Жаль, что Жанна не чуяла больше, не знала, откуда доноситься протяжная нота, смогла бы предупредить. Смогла бы сделать больше. Дай волю. Но нет, простая интуиция, даже если интуиция чертовски сильная так не работает. Её способности дело другое. Поэтому молчать и уповать на удачу. Ничем не выдать себя, а каждый пусть сам за себя. Иначе не выжить.
То, что случилось потом. Может, быть лучше было бы спалиться. Показаться странной, но позволить интуиции, музыке в голове, дать ей подсказку, лишь бы всё изменить. Но как говорят про сожаления, так и нельзя войти в одну реку дважды.

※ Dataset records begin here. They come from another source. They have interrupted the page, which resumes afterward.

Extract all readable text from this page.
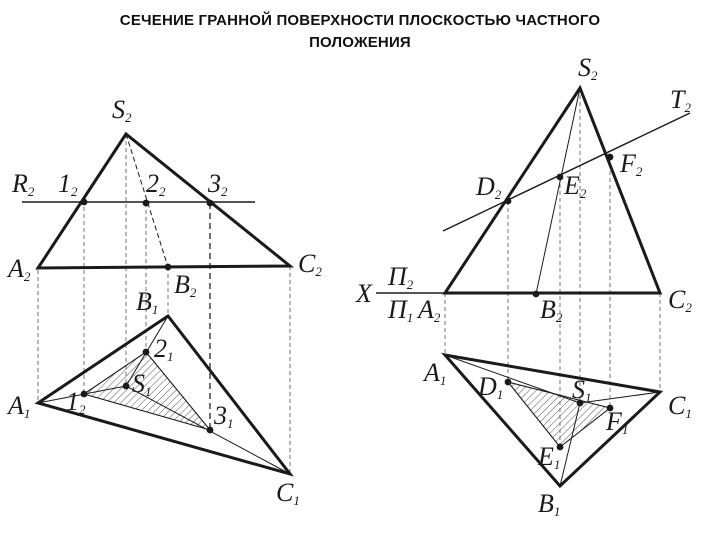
СЕЧЕНИЕ ГРАННОЙ ПОВЕРХНОСТИ ПЛОСКОСТЬЮ ЧАСТНОГО
ПОЛОЖЕНИЯ
$S_2$
$R_2$ $1_2$	$2_2$ $3_2$
$A_2$	$B_2$
$C_2$
$B_1$
$2_1$
$S_1$
$A_1$ $1_2$	$3_1$
$C_1$
$S_2$
$T_2$
$F_2$
$E_2$
$D_2$
X
$П_2$
$П_1$ $A_2$	$B_2$
$C_2$
$A_1$ $D_1$	$S_1$
$F_1$
$C_1$
$E_1$
$B_1$
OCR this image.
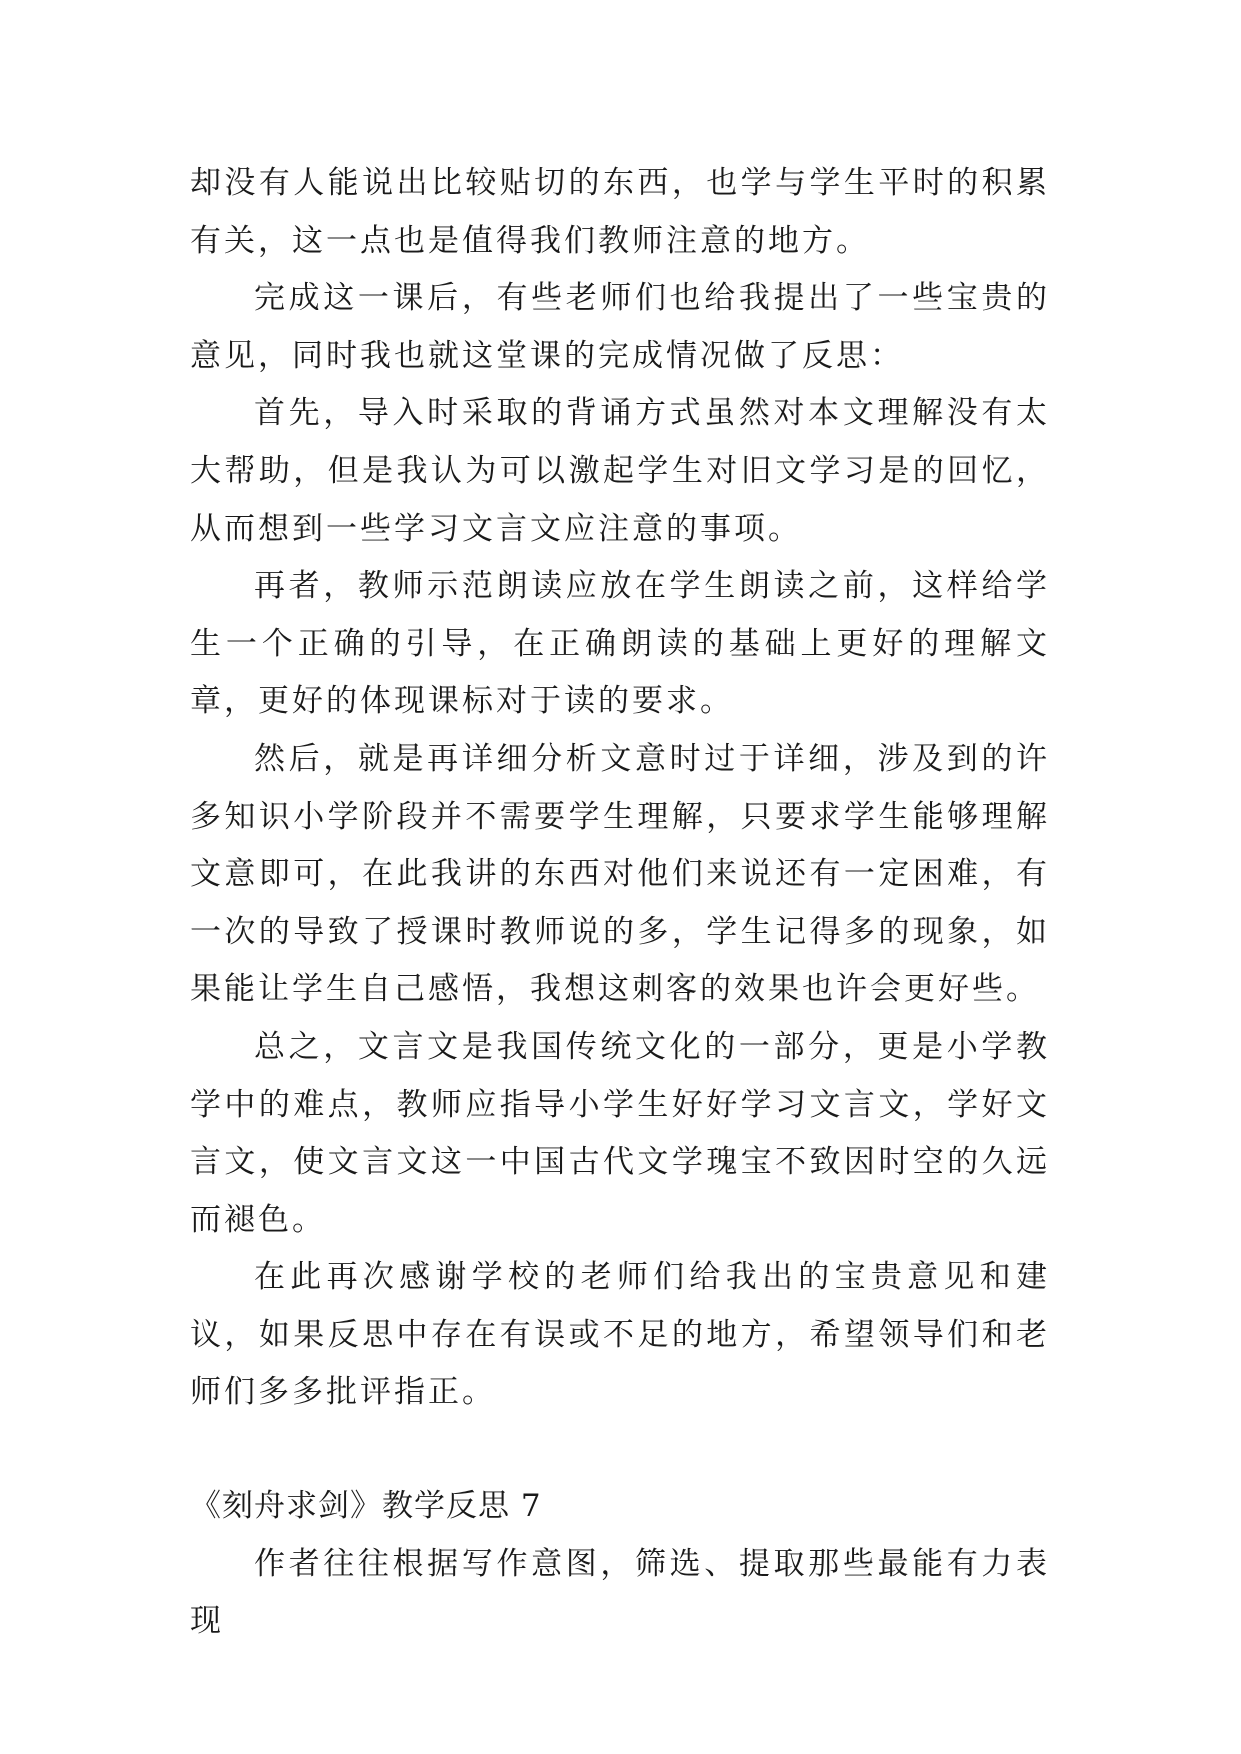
却没有人能说出比较贴切的东西，也学与学生平时的积累有关，这一点也是值得我们教师注意的地方。

完成这一课后，有些老师们也给我提出了一些宝贵的意见，同时我也就这堂课的完成情况做了反思：

首先，导入时采取的背诵方式虽然对本文理解没有太大帮助，但是我认为可以激起学生对旧文学习是的回忆，从而想到一些学习文言文应注意的事项。

再者，教师示范朗读应放在学生朗读之前，这样给学生一个正确的引导，在正确朗读的基础上更好的理解文章，更好的体现课标对于读的要求。

然后，就是再详细分析文意时过于详细，涉及到的许多知识小学阶段并不需要学生理解，只要求学生能够理解文意即可，在此我讲的东西对他们来说还有一定困难，有一次的导致了授课时教师说的多，学生记得多的现象，如果能让学生自己感悟，我想这刺客的效果也许会更好些。

总之，文言文是我国传统文化的一部分，更是小学教学中的难点，教师应指导小学生好好学习文言文，学好文言文，使文言文这一中国古代文学瑰宝不致因时空的久远而褪色。

在此再次感谢学校的老师们给我出的宝贵意见和建议，如果反思中存在有误或不足的地方，希望领导们和老师们多多批评指正。

《刻舟求剑》教学反思 7

作者往往根据写作意图，筛选、提取那些最能有力表现
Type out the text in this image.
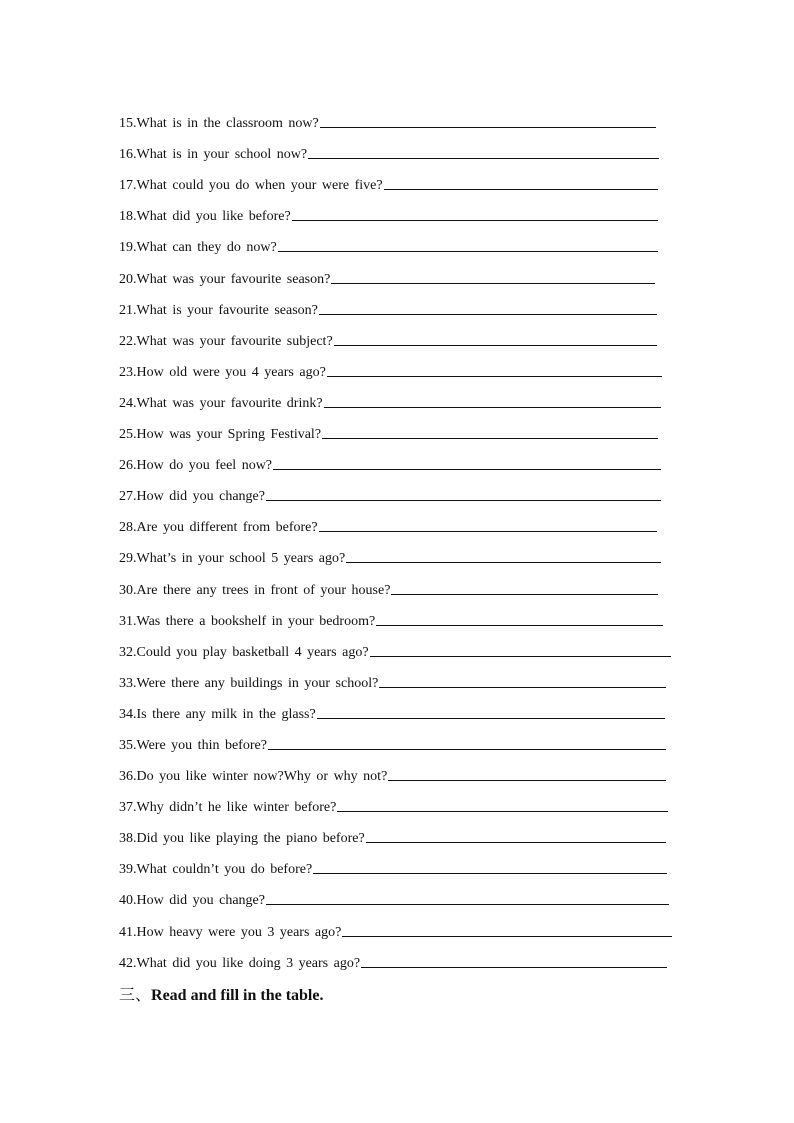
15. What is in the classroom now?
16. What is in your school now?
17. What could you do when your were five?
18. What did you like before?
19. What can they do now?
20. What was your favourite season?
21. What is your favourite season?
22. What was your favourite subject?
23. How old were you 4 years ago?
24. What was your favourite drink?
25. How was your Spring Festival?
26. How do you feel now?
27. How did you change?
28. Are you different from before?
29. What’s in your school 5 years ago?
30. Are there any trees in front of your house?
31. Was there a bookshelf in your bedroom?
32. Could you play basketball 4 years ago?
33. Were there any buildings in your school?
34. Is there any milk in the glass?
35. Were you thin before?
36. Do you like winter now?Why or why not?
37. Why didn’t he like winter before?
38. Did you like playing the piano before?
39. What couldn’t you do before?
40. How did you change?
41. How heavy were you 3 years ago?
42. What did you like doing 3 years ago?
三、Read and fill in the table.
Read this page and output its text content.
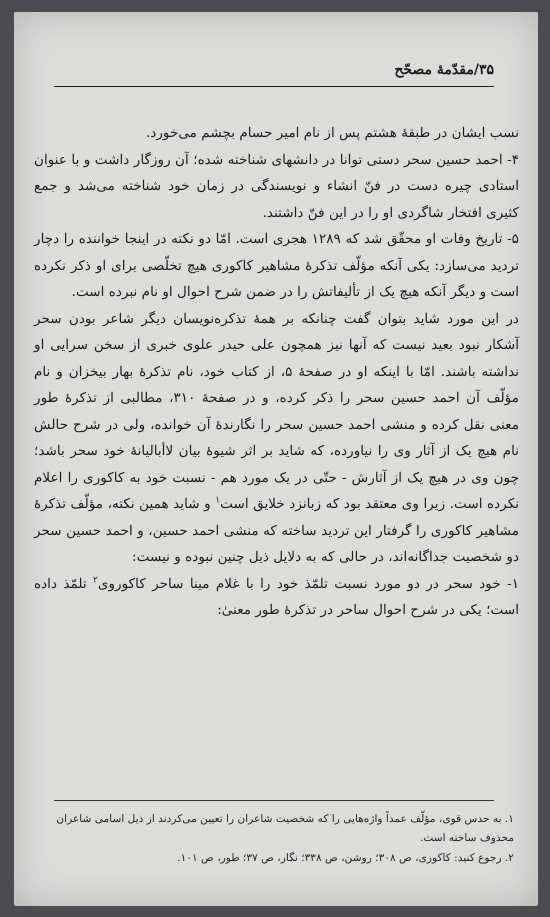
۳۵/مقدّمهٔ مصحّح

نسب ایشان در طبقهٔ هشتم پس از نام امیر حسام بچشم می‌خورد.

۴- احمد حسین سحر دستی توانا در دانشهای شناخته شده؛ آن روزگار داشت و با عنوان استادی چیره دست در فنّ انشاء و نویسندگی در زمان خود شناخته می‌شد و جمع کثیری افتخار شاگردی او را در این فنّ داشتند.

۵- تاریخ وفات او محقّق شد که ۱۲۸۹ هجری است. امّا دو نکته در اینجا خواننده را دچار تردید می‌سازد: یکی آنکه مؤلّف تذکرهٔ مشاهیر کاکوری هیچ تخلّصی برای او ذکر نکرده است و دیگر آنکه هیچ یک از تألیفاتش را در ضمن شرح احوال او نام نبرده است.

در این مورد شاید بتوان گفت چنانکه بر همهٔ تذکره‌نویسان دیگر شاعر بودن سحر آشکار نبود بعید نیست که آنها نیز همچون علی حیدر علوی خبری از سخن سرایی او نداشته باشند. امّا با اینکه او در صفحهٔ ۵، از کتاب خود، نام تذکرهٔ بهار بیخزان و نام مؤلّف آن احمد حسین سحر را ذکر کرده، و در صفحهٔ ۳۱۰، مطالبی از تذکرهٔ طور معنی نقل کرده و منشی احمد حسین سحر را نگارندهٔ آن خوانده، ولی در شرح حالش نام هیچ یک از آثار وی را نیاورده، که شاید بر اثر شیوهٔ بیان لاأبالیانهٔ خود سحر باشد؛ چون وی در هیچ یک از آثارش - حتّی در یک مورد هم - نسبت خود به کاکوری را اعلام نکرده است. زیرا وی معتقد بود که زبانزد خلایق است$^۱$ و شاید همین نکته، مؤلّف تذکرهٔ مشاهیر کاکوری را گرفتار این تردید ساخته که منشی احمد حسین، و احمد حسین سحر دو شخصیت جداگانه‌اند، در حالی که به دلایل ذیل چنین نبوده و نیست:

۱- خود سحر در دو مورد نسبت تلمّذ خود را با غلام مینا ساحر کاکوروی$^۲$ تلمّذ داده است؛ یکی در شرح احوال ساحر در تذکرهٔ طور معنیٰ:

۱. به حدس قوی، مؤلّف عمداً واژه‌هایی را که شخصیت شاعران را تعیین می‌کردند از ذیل اسامی شاعران محذوف ساخته است.

۲. رجوع کنید: کاکوری، ص ۳۰۸؛ روشن، ص ۳۳۸؛ نگار، ص ۳۷؛ طور، ص ۱۰۱.
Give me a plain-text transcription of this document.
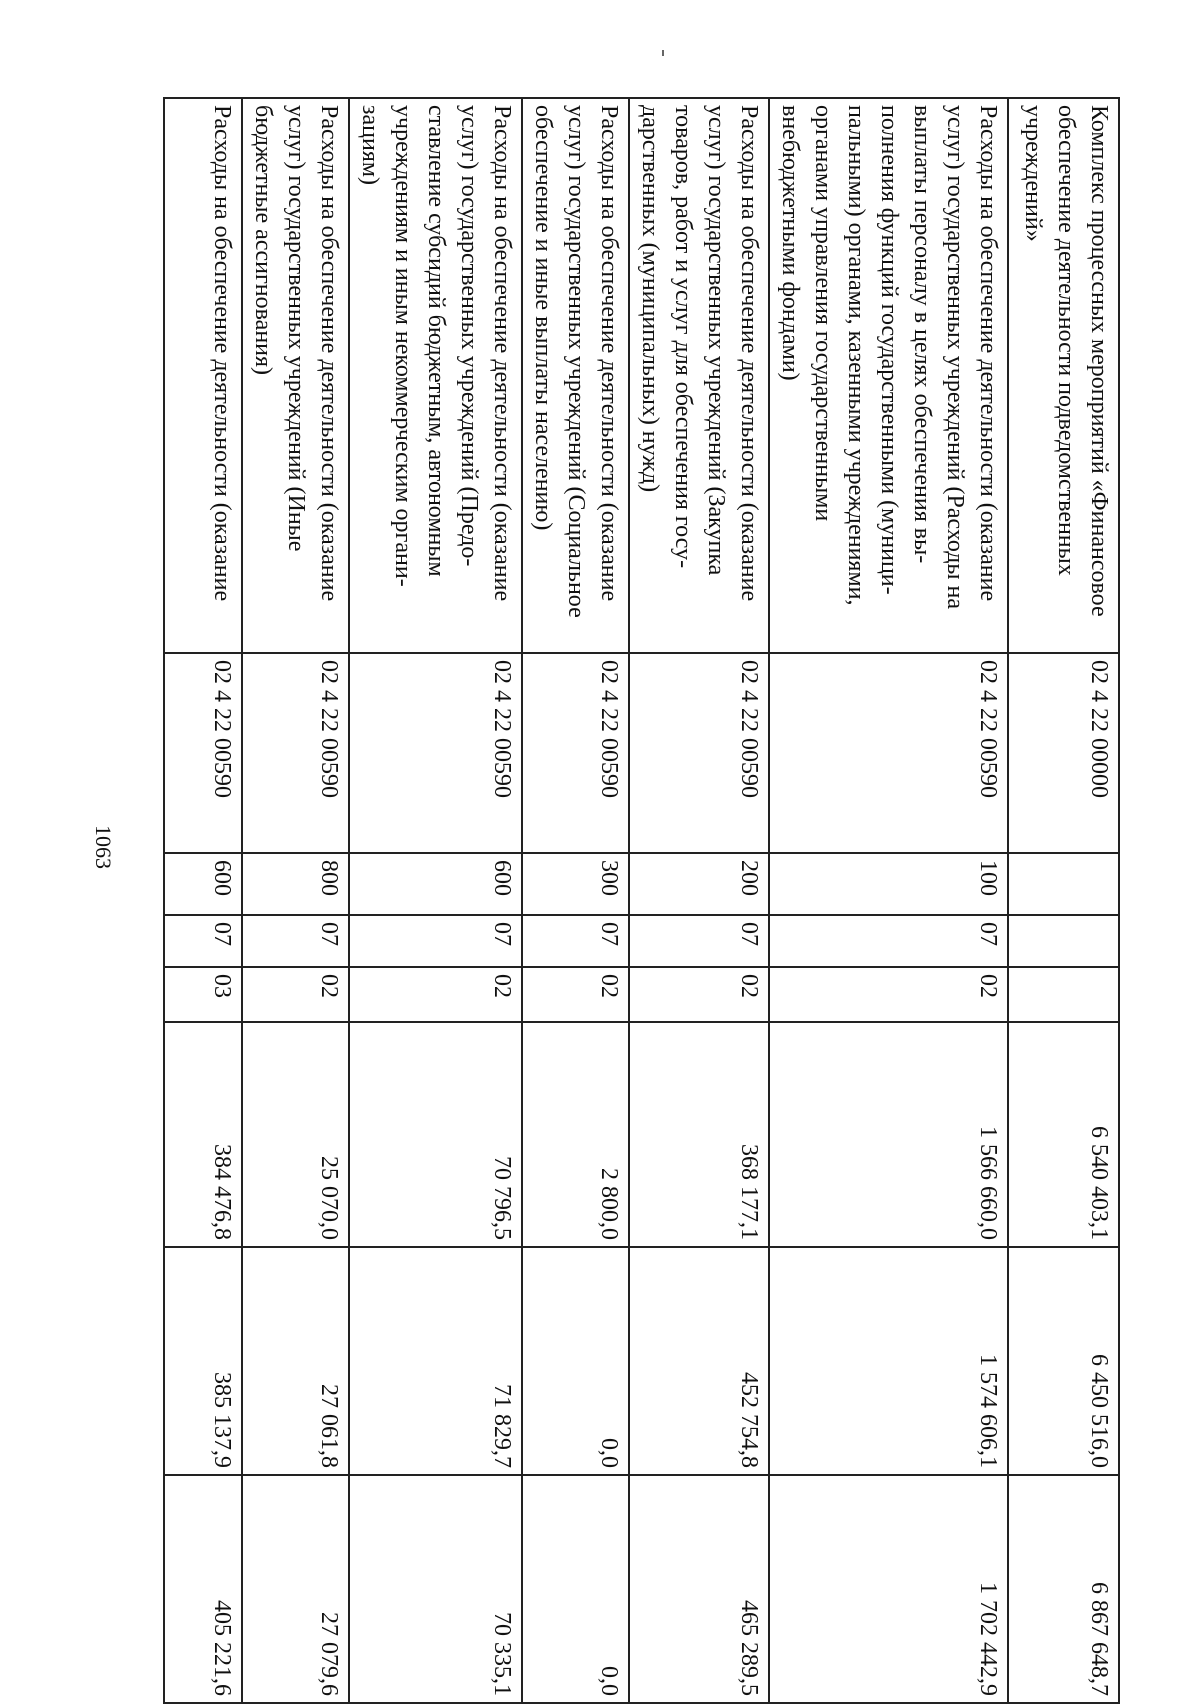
1063
Комплекс процессных мероприятий «Финансовое обеспечение деятельности подведомственных учреждений»	02 4 22 00000				6 540 403,1	6 450 516,0	6 867 648,7
Расходы на обеспечение деятельности (оказание услуг) государственных учреждений (Расходы на выплаты персоналу в целях обеспечения выполнения функций государственными (муниципальными) органами, казенными учреждениями, органами управления государственными внебюджетными фондами)	02 4 22 00590	100	07	02	1 566 660,0	1 574 606,1	1 702 442,9
Расходы на обеспечение деятельности (оказание услуг) государственных учреждений (Закупка товаров, работ и услуг для обеспечения государственных (муниципальных) нужд)	02 4 22 00590	200	07	02	368 177,1	452 754,8	465 289,5
Расходы на обеспечение деятельности (оказание услуг) государственных учреждений (Социальное обеспечение и иные выплаты населению)	02 4 22 00590	300	07	02	2 800,0	0,0	0,0
Расходы на обеспечение деятельности (оказание услуг) государственных учреждений (Предоставление субсидий бюджетным, автономным учреждениям и иным некоммерческим организациям)	02 4 22 00590	600	07	02	70 796,5	71 829,7	70 335,1
Расходы на обеспечение деятельности (оказание услуг) государственных учреждений (Иные бюджетные ассигнования)	02 4 22 00590	800	07	02	25 070,0	27 061,8	27 079,6
Расходы на обеспечение деятельности (оказание	02 4 22 00590	600	07	03	384 476,8	385 137,9	405 221,6
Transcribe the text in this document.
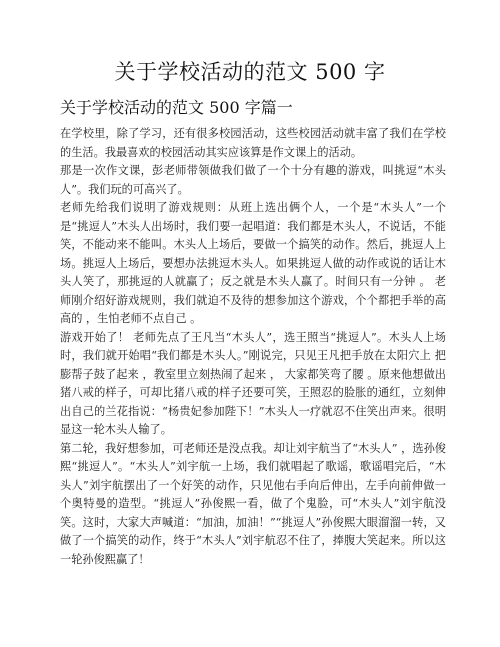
关于学校活动的范文 500 字
关于学校活动的范文 500 字篇一

在学校里，除了学习，还有很多校园活动，这些校园活动就丰富了我们在学校的生活。我最喜欢的校园活动其实应该算是作文课上的活动。

那是一次作文课，彭老师带领做我们做了一个十分有趣的游戏，叫挑逗“木头人”。我们玩的可高兴了。

老师先给我们说明了游戏规则：从班上选出俩个人，一个是“木头人”一个是“挑逗人”木头人出场时，我们要一起唱道：我们都是木头人，不说话，不能笑，不能动来不能叫。木头人上场后，要做一个搞笑的动作。然后，挑逗人上场。挑逗人上场后，要想办法挑逗木头人。如果挑逗人做的动作或说的话让木头人笑了，那挑逗的人就赢了；反之就是木头人赢了。时间只有一分钟 。 老师刚介绍好游戏规则，我们就迫不及待的想参加这个游戏，个个都把手举的高高的 ，生怕老师不点自己 。

游戏开始了！ 老师先点了王凡当“木头人”，选王照当“挑逗人”。木头人上场时，我们就开始唱“我们都是木头人。”刚说完，只见王凡把手放在太阳穴上 把膨帮子鼓了起来 ，教室里立刻热闹了起来 ， 大家都笑弯了腰 。原来他想做出猪八戒的样子，可却比猪八戒的样子还要可笑，王照忍的脸胀的通红，立刻伸出自己的兰花指说：“杨贵妃参加陛下！”木头人一疗就忍不住笑出声来。很明显这一轮木头人输了。

第二轮，我好想参加，可老师还是没点我。却让刘宇航当了“木头人” ，选孙俊熙“挑逗人”。“木头人”刘宇航一上场，我们就唱起了歌谣，歌谣唱完后，“木头人”刘宇航摆出了一个好笑的动作，只见他右手向后伸出，左手向前伸做一个奥特曼的造型。“挑逗人”孙俊熙一看，做了个鬼脸，可“木头人”刘宇航没笑。这时，大家大声喊道：“加油，加油！”“挑逗人”孙俊熙大眼溜溜一转，又做了一个搞笑的动作，终于“木头人”刘宇航忍不住了，捧腹大笑起来。所以这一轮孙俊熙赢了！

Анатолий шёл впереди, Денис замыкающий. На этот раз их четвёрка превратилась без Сергея водителя в тройку. Третий этаж. Почти без крыши и тёмное небо, топило потоком воды. Длинный коридор. Стены, давным-давно расписанные вручную, а сейчас размыты водой, представляя собой кошмар безумного абстракциониста. А от разбитых зеркал в человеческий рост, напротив колон остались лишь рамы.
Номера люкс для отдыхающих за большими массивными дверями.
Анатолий, первым обратил внимание на тишину и на то, что заглохли приборы. Потом были крики. Звуки борьбы, стрельбы и грохот от крупнокалиберных пуль, с гулом, до дрожания стен, стреляли импульсные разряды.
Не было времени думать, тогда они побежали к лестнице, на помощь, не зная, что спасать уже не кого. Ошметки разорванных тел. Чья-то рука крепко сжимающая пистолет. Кровь, багряная кровь, на которой Денис поскользнулся и упал, чтобы первым из тройки быть съеденным.
Заражённые прицепились к потолку, проявив изобретательность. На такой поворот на тренировках их не готовили.
Музыка в голове Жанны на лестнице взорвалась крещендо. Песнь заражённых прежде не была такой никогда, точно наполовину живой. Поэтому, этот напор, симфонии оглушил, дезориентировал женщину.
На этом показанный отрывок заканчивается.